Crédits : © Superscript2

Fig. 1 : Édition 2013 –

VINCENT CARRY DIRECTEUR DU FESTIVAL NUITS SONORES. - POUVEZ-VOUS, EN QUELQUES MOTS, PRÉSENTER LE FESTIVAL ? Nuits Sonores est historiquement un festival de culture électronique et indépendante. Mais au fil des éditions il est devenu de plus en plus ouvert, trandisciplinaire. Il est devenu un hub pour tous les projets et toutes les formes créatives innovantes. Sa plus grande singularité, c’est son urbanité. Le festival investit le territoire de Lyon pendant une petite semaine, son espace public, les fleurons de son patrimoine architectural et industriel. - DE QUOI ÊTES-VOUS LE PLUS FIER DANS LE PROJET NUITS SONORES ? De l’intégrité globale du projet et de son intransigeance artistique. Une intransigeance et une liberté dans la programmation qui est rendue possible par la confiance que le public nous accorde. Nous sommes un des rarissimes festivals qui n’est pas obligé d’envoyer des cachets indécents pour finir avec un empilement de têtes d’affiche sans queue ni tête. Ce n’est pas ce qu’attend le public de Nuits sonores. Ce public est curieux et exigeant.

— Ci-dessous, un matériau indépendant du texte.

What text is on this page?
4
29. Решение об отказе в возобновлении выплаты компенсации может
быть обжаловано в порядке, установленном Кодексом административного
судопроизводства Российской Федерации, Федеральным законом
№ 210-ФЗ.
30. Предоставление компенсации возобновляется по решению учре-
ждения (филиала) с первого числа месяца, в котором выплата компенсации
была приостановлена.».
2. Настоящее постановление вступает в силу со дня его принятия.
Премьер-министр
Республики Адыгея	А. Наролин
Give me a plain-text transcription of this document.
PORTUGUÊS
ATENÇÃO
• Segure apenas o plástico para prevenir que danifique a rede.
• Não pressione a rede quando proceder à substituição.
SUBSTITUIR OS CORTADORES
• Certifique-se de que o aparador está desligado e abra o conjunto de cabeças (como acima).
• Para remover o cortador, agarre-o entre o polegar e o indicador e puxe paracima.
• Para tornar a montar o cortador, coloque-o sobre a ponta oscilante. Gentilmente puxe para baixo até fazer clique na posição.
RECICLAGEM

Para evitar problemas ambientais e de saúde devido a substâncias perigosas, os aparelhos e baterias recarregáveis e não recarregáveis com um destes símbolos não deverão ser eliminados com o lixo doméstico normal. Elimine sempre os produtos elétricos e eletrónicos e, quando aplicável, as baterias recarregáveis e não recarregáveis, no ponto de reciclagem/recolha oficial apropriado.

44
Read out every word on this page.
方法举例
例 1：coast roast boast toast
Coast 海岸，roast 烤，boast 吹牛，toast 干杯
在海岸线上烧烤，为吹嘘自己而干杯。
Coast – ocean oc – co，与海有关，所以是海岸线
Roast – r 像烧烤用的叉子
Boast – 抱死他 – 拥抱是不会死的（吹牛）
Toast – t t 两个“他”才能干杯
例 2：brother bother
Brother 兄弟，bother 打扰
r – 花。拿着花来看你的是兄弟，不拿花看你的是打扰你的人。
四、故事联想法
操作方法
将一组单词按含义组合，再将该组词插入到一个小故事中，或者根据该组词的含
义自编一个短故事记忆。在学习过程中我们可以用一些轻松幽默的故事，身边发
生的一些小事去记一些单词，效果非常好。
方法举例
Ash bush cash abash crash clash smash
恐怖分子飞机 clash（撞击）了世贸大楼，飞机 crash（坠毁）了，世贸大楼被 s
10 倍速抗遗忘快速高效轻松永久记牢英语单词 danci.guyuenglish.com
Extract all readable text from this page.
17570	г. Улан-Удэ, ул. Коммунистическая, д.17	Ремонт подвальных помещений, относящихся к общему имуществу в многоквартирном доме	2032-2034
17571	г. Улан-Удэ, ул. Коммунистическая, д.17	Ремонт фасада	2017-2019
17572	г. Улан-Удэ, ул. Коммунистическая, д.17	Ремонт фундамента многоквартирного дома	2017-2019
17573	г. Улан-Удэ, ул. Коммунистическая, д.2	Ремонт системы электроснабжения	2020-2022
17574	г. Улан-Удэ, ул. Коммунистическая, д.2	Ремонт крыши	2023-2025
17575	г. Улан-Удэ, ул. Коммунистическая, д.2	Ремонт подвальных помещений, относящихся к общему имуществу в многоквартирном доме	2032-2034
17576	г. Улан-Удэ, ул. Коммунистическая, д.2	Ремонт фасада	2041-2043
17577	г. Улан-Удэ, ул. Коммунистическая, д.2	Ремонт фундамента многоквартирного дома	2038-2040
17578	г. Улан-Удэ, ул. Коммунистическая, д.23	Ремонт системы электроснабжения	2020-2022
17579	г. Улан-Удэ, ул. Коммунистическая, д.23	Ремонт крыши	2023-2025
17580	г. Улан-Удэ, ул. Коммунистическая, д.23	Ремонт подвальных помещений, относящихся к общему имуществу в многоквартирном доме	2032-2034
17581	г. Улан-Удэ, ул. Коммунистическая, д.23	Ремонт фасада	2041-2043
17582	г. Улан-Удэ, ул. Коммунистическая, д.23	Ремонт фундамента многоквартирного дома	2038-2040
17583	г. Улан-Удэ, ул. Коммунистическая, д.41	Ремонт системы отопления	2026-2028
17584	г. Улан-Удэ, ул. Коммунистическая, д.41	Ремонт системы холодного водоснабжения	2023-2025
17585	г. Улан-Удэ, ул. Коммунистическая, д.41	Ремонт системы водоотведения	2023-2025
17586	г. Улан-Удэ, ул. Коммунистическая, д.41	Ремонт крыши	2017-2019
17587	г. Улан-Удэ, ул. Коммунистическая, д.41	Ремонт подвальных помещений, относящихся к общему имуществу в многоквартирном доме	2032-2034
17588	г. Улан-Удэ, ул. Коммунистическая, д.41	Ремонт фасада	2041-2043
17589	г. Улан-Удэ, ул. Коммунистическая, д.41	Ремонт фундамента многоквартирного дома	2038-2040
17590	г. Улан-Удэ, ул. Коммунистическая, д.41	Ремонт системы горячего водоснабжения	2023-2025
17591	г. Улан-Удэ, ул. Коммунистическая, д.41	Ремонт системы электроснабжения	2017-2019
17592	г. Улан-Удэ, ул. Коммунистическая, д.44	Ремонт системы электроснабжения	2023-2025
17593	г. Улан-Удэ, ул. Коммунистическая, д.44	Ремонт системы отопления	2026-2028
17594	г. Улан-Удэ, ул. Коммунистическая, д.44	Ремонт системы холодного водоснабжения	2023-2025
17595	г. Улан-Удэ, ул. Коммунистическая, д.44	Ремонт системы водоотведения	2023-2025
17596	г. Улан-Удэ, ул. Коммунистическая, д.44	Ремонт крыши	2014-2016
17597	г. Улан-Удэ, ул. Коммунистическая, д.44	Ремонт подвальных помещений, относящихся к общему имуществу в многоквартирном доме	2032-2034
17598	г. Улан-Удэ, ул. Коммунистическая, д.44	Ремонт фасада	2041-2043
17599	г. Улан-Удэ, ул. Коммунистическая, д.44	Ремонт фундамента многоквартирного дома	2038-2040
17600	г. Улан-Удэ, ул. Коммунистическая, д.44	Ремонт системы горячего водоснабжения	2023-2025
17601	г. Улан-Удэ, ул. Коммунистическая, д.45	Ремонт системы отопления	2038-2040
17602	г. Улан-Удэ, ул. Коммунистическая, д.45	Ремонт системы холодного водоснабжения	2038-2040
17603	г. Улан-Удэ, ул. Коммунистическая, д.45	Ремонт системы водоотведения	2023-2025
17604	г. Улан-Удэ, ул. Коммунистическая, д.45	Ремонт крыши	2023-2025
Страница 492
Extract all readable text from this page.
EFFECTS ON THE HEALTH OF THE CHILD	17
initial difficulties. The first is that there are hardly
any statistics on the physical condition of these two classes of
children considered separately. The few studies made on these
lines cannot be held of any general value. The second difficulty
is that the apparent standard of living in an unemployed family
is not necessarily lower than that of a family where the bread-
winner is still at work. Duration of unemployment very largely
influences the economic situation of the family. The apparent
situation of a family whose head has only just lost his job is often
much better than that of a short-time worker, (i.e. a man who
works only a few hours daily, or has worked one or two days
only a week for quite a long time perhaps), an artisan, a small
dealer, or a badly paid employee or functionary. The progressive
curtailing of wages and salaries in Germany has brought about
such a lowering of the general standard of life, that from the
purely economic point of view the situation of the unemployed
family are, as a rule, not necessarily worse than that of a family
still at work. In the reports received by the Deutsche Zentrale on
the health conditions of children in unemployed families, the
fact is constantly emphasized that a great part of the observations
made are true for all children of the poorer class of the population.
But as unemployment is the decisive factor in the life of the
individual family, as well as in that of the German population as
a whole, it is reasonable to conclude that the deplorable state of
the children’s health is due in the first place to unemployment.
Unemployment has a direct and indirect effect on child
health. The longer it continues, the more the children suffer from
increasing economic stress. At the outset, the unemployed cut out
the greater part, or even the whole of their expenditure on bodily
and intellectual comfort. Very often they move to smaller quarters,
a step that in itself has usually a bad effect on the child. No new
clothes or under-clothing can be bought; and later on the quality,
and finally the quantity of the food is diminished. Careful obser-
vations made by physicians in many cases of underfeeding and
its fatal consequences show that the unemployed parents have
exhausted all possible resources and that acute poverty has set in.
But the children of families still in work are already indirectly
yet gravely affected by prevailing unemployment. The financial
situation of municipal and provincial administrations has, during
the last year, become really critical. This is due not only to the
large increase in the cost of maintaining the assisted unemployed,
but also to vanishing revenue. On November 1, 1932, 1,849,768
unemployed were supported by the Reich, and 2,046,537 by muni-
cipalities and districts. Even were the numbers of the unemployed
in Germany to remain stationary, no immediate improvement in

C’est à la fois une chance et une grosse pression ! - QUELS SONT LES IMMANQUABLES DE CETTE ANNÉE ? Je défends toujours ” l’objet ” Nuits sonores dans sa globalité et dans sa cohérence. Mais si je devais donner quelques coups de cœur, je dirais le live audiovisuel de Breton le mercredi soir et Dj Harvey le samedi soir, les deux aux usines Brossette. Ou en journée aux Subsistances, Anika le jeudi, Planetary Assault Systems le vendredi, et bien sûr le bal2Vieux le dimanche après-midi, avec Moustic, Rémy Kolpa et mon pote Jackie Berroyer.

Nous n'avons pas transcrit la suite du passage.